Figure 2.3 Internal scheme of a stopped flow apparatus. A)Light input from monochromator and
mirror box B)Light output to photomultiplier tube. 1)plunger 2)syringes 3)reservoir syringes 4)mixing chamber 5)cell 6)thermostating block 7)drain tube 8)drain valve block 9)stop syringe 10)adjustable stop nuts 11)mechanical stop 12)leaf-type trigger switch.
2.2.3 Ultrafiltration
The MEUF and LM-MEUF experiments were carried out in batch stirred cells (Amicon, model 8050) with a capacity of 50 ml and an effective membrane area of 13.4 cm2. A schematic representation of the cell is shown in Figure 2.4. The cell was initially loaded with 20 ml of solution under an applied nitrogen pressure of 3 bar.
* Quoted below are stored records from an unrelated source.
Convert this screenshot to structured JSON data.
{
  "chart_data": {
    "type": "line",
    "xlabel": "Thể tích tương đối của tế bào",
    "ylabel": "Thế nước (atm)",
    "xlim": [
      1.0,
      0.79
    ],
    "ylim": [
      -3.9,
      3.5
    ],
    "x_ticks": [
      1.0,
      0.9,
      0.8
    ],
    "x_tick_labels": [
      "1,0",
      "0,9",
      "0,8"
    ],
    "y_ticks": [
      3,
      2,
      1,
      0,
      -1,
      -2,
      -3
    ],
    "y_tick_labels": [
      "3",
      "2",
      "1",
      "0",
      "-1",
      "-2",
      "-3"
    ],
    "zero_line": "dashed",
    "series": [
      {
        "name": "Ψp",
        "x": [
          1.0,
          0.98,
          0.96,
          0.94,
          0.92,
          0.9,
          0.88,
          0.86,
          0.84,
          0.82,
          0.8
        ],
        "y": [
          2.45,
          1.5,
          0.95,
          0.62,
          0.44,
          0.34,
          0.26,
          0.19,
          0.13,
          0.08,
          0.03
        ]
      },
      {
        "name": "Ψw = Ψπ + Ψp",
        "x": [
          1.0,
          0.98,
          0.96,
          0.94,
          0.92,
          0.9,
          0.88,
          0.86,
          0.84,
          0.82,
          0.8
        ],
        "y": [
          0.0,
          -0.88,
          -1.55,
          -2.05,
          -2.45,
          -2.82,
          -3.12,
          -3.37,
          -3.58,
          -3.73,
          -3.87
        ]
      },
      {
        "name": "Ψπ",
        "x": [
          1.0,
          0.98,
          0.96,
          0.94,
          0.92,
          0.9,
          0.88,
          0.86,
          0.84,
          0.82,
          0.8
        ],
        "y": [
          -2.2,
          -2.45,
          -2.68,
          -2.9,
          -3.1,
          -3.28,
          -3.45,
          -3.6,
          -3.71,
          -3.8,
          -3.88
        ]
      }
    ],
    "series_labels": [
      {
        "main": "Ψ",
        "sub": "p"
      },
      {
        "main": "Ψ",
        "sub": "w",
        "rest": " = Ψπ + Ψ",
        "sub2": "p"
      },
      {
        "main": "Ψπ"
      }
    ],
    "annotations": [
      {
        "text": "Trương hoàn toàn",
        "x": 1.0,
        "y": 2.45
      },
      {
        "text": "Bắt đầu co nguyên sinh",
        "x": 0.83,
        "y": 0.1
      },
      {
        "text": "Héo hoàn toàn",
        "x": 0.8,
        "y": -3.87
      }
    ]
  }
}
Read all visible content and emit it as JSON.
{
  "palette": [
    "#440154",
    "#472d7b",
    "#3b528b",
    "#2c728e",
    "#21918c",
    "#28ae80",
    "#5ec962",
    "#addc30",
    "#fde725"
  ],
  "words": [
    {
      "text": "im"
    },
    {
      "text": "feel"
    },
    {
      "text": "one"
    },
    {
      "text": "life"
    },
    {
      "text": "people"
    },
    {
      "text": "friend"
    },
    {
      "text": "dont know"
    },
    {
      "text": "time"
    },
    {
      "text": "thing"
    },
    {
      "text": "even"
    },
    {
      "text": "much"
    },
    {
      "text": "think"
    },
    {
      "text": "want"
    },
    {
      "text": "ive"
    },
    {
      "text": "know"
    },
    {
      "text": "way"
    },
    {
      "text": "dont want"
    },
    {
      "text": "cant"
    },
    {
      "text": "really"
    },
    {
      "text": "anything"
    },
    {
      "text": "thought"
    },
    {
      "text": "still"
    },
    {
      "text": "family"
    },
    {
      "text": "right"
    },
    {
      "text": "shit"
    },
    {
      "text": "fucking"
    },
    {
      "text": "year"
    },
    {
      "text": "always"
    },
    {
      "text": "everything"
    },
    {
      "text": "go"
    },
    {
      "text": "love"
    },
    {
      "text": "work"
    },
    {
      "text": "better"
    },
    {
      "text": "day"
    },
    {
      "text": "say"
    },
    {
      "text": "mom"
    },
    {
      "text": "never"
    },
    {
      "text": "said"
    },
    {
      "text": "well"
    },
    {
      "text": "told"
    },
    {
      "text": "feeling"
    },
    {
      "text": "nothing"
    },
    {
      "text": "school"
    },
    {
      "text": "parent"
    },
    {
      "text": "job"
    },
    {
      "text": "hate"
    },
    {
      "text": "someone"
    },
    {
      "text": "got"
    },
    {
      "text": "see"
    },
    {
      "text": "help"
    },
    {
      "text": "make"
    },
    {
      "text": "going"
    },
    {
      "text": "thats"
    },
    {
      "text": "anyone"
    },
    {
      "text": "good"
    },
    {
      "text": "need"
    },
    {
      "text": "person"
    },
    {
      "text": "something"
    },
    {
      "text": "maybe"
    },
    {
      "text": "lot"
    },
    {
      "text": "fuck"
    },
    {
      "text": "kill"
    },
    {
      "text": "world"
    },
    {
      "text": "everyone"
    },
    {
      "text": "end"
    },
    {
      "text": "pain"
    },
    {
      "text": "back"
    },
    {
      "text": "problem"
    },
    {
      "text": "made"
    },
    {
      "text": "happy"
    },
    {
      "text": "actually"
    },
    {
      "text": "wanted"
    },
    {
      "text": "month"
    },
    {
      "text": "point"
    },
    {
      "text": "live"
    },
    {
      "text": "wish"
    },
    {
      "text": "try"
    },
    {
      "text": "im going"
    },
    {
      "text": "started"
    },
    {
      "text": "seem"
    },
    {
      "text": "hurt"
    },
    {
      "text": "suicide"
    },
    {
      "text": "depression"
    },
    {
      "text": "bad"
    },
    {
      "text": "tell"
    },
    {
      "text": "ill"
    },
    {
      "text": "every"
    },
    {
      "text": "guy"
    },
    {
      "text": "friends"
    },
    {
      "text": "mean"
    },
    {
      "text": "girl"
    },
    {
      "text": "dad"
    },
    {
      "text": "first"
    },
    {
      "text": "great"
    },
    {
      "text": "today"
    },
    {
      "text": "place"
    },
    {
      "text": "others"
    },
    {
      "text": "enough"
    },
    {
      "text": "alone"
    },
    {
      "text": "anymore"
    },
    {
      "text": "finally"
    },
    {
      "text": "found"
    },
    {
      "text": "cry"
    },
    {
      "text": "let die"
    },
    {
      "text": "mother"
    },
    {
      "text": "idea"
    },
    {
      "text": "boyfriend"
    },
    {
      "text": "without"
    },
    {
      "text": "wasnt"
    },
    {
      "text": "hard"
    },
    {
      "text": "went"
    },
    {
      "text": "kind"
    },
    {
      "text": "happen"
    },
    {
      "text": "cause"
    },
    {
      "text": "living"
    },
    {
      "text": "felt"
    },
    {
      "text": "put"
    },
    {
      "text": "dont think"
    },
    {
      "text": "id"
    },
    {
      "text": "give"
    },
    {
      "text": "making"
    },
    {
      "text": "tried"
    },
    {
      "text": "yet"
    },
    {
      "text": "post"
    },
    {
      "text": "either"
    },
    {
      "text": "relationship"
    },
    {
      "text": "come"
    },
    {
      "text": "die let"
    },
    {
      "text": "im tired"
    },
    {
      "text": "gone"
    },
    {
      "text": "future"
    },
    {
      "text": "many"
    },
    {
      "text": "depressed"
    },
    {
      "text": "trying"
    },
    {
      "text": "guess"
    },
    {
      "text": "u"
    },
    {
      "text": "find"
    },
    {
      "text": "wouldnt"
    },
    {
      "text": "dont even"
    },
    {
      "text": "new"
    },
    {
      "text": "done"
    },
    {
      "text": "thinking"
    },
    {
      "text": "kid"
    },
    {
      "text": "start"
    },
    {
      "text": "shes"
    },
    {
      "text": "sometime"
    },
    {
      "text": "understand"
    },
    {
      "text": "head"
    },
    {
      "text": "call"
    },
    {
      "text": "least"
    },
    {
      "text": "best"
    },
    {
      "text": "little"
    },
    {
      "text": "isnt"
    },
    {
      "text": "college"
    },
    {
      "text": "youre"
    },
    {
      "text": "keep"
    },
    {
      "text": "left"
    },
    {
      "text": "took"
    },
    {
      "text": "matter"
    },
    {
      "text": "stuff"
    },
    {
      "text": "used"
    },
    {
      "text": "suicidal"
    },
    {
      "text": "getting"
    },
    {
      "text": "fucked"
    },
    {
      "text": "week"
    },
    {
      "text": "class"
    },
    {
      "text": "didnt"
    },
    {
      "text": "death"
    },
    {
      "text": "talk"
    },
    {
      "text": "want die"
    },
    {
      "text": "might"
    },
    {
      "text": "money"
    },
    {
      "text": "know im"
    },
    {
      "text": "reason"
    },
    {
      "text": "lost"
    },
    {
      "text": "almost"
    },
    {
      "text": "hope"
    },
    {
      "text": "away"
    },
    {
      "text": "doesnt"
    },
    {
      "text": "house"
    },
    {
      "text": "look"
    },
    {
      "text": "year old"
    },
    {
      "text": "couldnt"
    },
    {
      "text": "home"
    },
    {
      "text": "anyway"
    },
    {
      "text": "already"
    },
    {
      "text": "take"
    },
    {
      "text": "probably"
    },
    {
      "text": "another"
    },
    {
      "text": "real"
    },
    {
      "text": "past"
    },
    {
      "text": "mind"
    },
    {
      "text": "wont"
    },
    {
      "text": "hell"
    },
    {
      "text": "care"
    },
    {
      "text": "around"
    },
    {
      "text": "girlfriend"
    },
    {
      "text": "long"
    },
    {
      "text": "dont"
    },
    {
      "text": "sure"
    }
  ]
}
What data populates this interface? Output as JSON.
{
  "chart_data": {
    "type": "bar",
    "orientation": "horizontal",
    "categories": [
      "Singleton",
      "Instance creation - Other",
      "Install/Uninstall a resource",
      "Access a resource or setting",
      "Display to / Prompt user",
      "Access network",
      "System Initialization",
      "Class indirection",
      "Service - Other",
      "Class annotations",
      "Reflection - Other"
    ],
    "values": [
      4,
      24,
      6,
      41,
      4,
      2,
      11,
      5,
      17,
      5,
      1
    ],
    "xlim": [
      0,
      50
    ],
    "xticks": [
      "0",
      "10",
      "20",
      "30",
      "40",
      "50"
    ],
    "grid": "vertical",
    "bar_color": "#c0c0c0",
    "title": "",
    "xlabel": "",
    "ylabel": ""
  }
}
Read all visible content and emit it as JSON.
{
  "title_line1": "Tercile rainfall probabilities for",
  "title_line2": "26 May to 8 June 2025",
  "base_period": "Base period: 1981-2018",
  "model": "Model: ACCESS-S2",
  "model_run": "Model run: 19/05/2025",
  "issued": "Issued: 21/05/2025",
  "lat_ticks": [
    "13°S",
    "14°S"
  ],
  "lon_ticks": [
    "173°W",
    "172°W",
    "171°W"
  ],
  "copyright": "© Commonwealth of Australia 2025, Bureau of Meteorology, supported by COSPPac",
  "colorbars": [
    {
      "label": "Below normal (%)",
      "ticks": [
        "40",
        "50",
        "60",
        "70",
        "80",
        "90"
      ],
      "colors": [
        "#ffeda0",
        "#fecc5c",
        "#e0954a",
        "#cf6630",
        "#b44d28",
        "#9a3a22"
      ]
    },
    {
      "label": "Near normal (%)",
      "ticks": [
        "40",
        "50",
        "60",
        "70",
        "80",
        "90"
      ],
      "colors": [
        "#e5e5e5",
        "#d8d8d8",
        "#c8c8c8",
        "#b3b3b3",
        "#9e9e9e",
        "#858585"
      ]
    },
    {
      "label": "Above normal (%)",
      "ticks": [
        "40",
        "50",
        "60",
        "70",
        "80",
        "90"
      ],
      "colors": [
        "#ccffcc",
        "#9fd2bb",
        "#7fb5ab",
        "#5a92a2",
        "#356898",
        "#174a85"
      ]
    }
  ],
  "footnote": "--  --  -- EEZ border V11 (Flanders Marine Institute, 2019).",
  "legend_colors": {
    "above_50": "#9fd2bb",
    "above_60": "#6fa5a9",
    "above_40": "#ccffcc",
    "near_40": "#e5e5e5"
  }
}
The permeate solution was collected until 2 ml of the retentate solution remained. In the stripping experiments the retentate was then mixed with 10 ml of stripping solution and then a second ultrafiltration step was performed which allows separation of the metal-containing phase (the permeate in this case) from the surfactant-containing phase (the retentate); this procedure enabled us to collect 10 ml of permeate solution. Shortly after the conclusion of the procedure the ultrafiltration membranes were flushed with deionized water and if necessary they were regenerated according to the method recommended by Millipore (Amicon). The amounts of metal ions extracted or recovered by ultrafiltration were assessed through atomic absorption spectroscopy. In any case only the permeate was analyzed, while the metal ion in the retentate was obtained by difference between the metal ion in the permeate and in the initial solution. The reproducibility of
concentration measurements in the extraction and stripping experiments was within ± 2 % and 4% respectively.
Figure 2.4 Schematic view of an ultrafiltration cell.
2.2.4 Atomic Absorption Spectroscopy
A Perkin Elmer HGA-800 atomic absorption spectrophotometer was used to measure the metal ions concentration in the permeate. Samples were atomised in an air/acetylene flame; in the case of palladium and platinum a graphite furnace was employed too. The light source was a hollow-cathode lamp of the element that was being measured.
2.2.5 pH, conductivity, surface tension, calorimetry measurements
A Metrohm 713 pH-meter equipped with a combined glass microelectrode was used in order to measure the pH of the solutions. The electrode was calibrated automatically employing buffers in the 4-9 pH range and solutions of known HCl concentration below pH 4.
Conductivity, surface tension and calorimetry experiments were used in order to measure the critical micelle concentration of DTAC and/or SDS. Conductivity and surface tension measurements were performed using respectively an Amel 160
conductivity meter and a KSV Sigma 703 manual digital tensiometer whereas a 2277 Thermal Activity Monitor calorimeter (TAM) was employed to perform the calorimetric measurement.